April 18, 2002
NASA Ames Research Center, Moffett Field, Calif.
Phone: 650/604-5026 or 604-9000
NOTE TO EDITORS AND NEWS DIRECTORS: You are invited to cover Earth Day 2002 events, including a bird hike photo opportunity, a street fair and talks about green building construction and 'green' purchasing at NASA Ames Research Center, Moffett Field, Calif., from Tuesday, April 23 through Thursday, April 25. To reach Ames, take the Moffett Field exit from Highway 101, drive east to the main gate and the visitor badging office to get maps and directions to Ames Earth Day events. U.S. media representatives must have valid picture ID in order to enter Ames. Foreign media representatives must be escorted, if cleared for entry.
NASA EARTH DAY FEATURES BIRD HIKES, GREEN BUILDING & BUYING TALKS
Hiking to see some of the many birds that live near south San Francisco Bay, a street fair and lectures about green home building and 'green' purchasing are a few of many activities in which employees can take part to celebrate Earth Day during the week of April 22, at NASA Ames Research Center in California's Silicon Valley.
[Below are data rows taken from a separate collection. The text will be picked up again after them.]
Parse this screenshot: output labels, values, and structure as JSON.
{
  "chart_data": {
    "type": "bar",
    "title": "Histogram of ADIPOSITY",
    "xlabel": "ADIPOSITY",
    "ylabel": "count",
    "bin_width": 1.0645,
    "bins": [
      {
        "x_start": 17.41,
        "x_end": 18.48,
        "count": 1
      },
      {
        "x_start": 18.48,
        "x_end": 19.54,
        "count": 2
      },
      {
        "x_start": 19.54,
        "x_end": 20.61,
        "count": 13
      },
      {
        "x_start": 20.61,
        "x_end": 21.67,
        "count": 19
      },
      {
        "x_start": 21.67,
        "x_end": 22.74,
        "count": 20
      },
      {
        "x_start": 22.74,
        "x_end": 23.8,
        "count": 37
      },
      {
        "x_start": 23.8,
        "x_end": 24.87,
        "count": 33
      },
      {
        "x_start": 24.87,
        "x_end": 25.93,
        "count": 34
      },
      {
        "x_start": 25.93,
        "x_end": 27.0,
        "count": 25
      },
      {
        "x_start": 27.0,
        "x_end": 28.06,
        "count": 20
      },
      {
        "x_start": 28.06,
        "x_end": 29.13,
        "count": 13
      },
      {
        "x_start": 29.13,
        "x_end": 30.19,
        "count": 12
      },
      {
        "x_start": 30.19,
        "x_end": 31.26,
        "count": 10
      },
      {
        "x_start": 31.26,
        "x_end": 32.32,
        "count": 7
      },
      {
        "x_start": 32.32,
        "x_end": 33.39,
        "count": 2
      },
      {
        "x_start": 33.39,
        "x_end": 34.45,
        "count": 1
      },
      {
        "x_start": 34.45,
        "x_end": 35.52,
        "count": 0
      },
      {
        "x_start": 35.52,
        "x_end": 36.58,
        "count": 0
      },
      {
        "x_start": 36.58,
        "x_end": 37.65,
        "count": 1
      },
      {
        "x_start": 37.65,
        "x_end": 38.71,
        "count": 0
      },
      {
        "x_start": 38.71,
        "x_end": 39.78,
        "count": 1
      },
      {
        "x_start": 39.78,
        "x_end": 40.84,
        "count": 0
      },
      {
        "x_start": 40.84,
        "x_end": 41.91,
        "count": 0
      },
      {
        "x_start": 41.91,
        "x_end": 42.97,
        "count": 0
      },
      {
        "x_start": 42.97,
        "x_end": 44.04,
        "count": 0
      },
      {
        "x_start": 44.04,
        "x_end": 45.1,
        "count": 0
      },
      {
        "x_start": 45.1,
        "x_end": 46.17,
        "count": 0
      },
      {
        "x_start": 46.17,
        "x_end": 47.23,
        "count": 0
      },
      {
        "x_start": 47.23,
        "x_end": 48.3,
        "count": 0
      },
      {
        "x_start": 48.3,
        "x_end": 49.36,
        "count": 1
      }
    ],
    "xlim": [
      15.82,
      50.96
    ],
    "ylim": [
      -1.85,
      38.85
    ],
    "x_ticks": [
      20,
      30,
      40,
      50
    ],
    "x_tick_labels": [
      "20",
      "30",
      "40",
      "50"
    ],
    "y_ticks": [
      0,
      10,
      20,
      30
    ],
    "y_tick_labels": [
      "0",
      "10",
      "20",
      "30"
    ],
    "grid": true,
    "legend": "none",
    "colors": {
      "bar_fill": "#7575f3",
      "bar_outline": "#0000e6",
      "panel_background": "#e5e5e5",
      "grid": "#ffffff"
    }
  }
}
The theme of Earth Day this year at NASA Ames is Sustainable Communities by the Bay. Although Earth Day is Monday, April 22, Ames events during that week begin on Tuesday, April 23.
"We want to sustain environmental quality, health, economic growth and prosperity by encouraging a life style that will decrease human use of Earths resources," said Julie Quanz of Ames, who helped organize Ames' Earth Day events. "At our street fair there will be people representing alternative fuel vehicle companies, local environmental educational groups, municipalities, pollution-prevention programs, the San Francisco Bay Trail and various Ames organizations." The street fair with about 25 exhibitors will take place on Durand Road at Ames from 11 a.m. to 2 p.m., PDT Tuesday, April 23.
Also on Tuesday, Ames wildlife biologist Chris Alderete will lead two bird-watching hikes for employees and reporters. "During the walks, there's a good chance to see the burrowing owl, which is listed as a California species of special concern, a status that has legal implications," Alderete said. He expects that bird watchers could get as close as 50 feet to an owl. The morning hike will be from 9 a.m. to 10:30 a.m. PDT, and the afternoon hike will be from 3 p.m. to 4:30 p.m. PDT. Both hikes will start at the soccer field next to Bldg. N245. Reporters may leave the walks early.
"The western burrowing owl population has been in serious decline over the past few decades in California. We have upland grassland habitat where 18 to 27 breeding pairs of owls live each year," Alderete explained. The small birds live in ground squirrel burrows and have long legs, buff white breasts and lemon-yellow eyes.
"We also might see golden eagles, red tailed hawks and loggerhead shrikes," Alderete added. "We have wetlands where four endangered species live, including salt marsh harvest mice, and three types of birds -- California clapper rail, California least tern and snowy plover."
Green Building Demystified, a talk by Darren Bouton, green building coordinator for the city of San Josés Environmental Services Dept., will begin at 12:15 p.m. PDT on Wednesday, April 24, in the second floor auditorium in Bldg. N245. The city of San José defines a green building as any building that is sited, designed, constructed, operated and maintained for the health and well-being of the occupants, while minimizing impact on the environment.
Green buildings promote resource conservation by including design features that encourage energy efficiency, use of renewable energy and water conservation, according to the citys Web page. More information about the green building program is on the World Wide Web at:
Green Purchasing at Ames, a one-hour presentation by procurement specialist Shannah Trout of NASAs Kennedy Space Center, Florida, will start at 10 a.m., PDT Thursday, April 25, in Bldg. N239, room 39.